O juramento de Jacó leva José a pedir autorização a Faraó

A referência à sepultura preparada em Canaã delimitou a viagem como cumprimento de uma obrigação anterior, não como saída definitiva do Egito.

Encerrados os setenta dias de luto, José recorreu à casa de Faraó para transmitir o último pedido do pai: ser enterrado em Canaã. A resposta real veio sem condições adicionais, mas o episódio expôs um limite decisivo de sua autoridade — mesmo ocupando posição elevada, ele não deixou o país por iniciativa própria.

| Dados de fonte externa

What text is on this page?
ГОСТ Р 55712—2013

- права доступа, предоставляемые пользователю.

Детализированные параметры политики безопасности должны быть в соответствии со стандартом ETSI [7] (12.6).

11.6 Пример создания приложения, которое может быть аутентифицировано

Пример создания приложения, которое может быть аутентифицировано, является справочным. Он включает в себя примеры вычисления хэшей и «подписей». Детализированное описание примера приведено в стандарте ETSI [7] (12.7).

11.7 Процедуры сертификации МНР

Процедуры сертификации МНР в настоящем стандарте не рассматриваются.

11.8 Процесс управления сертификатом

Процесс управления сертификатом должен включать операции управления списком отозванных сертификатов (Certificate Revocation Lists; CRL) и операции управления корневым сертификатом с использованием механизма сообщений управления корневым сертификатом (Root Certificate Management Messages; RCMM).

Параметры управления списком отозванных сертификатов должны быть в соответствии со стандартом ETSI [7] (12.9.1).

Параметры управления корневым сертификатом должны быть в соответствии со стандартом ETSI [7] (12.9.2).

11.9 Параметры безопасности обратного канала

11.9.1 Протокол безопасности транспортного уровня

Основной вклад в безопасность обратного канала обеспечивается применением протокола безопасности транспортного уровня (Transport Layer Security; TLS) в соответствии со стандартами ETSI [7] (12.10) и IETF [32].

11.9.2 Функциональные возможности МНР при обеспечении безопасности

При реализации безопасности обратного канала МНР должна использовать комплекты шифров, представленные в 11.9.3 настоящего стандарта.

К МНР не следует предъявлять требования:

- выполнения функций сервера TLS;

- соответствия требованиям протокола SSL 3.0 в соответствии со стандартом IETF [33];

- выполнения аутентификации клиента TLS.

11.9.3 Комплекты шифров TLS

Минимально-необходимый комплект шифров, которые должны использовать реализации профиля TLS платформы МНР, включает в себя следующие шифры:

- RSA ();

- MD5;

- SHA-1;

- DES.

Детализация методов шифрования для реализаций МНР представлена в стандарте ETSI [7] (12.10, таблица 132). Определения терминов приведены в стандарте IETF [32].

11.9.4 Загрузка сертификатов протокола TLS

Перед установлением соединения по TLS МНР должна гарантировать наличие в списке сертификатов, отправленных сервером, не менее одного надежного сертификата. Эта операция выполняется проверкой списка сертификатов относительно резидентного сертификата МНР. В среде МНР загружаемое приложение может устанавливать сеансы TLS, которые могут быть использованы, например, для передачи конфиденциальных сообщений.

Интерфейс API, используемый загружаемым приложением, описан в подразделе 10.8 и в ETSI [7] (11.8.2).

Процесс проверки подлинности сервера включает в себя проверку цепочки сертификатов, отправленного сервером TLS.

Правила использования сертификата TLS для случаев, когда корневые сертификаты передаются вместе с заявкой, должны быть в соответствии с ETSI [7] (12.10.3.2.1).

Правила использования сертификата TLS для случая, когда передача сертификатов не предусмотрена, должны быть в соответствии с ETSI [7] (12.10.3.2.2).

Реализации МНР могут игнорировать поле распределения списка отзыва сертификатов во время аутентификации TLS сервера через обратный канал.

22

Gênesis 50:4-6 ocupa apenas três versículos, mas altera o alcance da narrativa. A morte havia começado com José inclinado sobre o rosto de Jacó. Agora, a questão entra no campo da autoridade política. O corpo está preservado, o período de luto chegou ao fim e o problema já não é como Jacó será preparado, mas se José poderá levá-lo para fora do Egito.

O pedido contém uma informação decisiva: a viagem será temporária. José pretende subir a Canaã, sepultar o pai e retornar. O funeral não é apresentado como ruptura, fuga ou abandono de suas responsabilidades, mas como cumprimento de um juramento assumido antes da morte de Jacó.

José recorre à casa de Faraó

Gênesis registra que, terminados os dias de luto, José falou “à casa de Faraó”. A expressão não precisa designar apenas o edifício real. No vocabulário político do relato, a “casa” pode incluir servidores, oficiais e pessoas vinculadas à administração palaciana.

José lhes pede:

“Se achei favor aos vossos olhos, falai, por favor, aos ouvidos de Faraó.”

A escolha de intermediários chama atenção porque José já havia comparecido diretamente diante do soberano em outros momentos. Em Gênesis 41, foi levado à presença do rei para interpretar seus sonhos. Em Gênesis 45, Faraó autorizou a vinda de sua família. Em Gênesis 47, José apresentou o pai e alguns dos irmãos à corte.

Por que, então, não fala diretamente com Faraó agora?

O capítulo não responde. Já se sugeriu que sua condição de enlutado, sua aparência após o período de luto ou algum protocolo de acesso à presença real tenham exigido mediação. Essas possibilidades permanecem hipotéticas.

O dado textual é mais restrito: José recorre à casa de Faraó, pede que seu caso seja apresentado e recebe uma resposta favorável. O relato não descreve resistência, conflito ou demora.

A fórmula “achar favor aos olhos” reforça o caráter respeitoso da solicitação. José não apresenta sua posição como direito absoluto. Ele pede a benevolência dos membros da corte para que levem sua causa ao soberano.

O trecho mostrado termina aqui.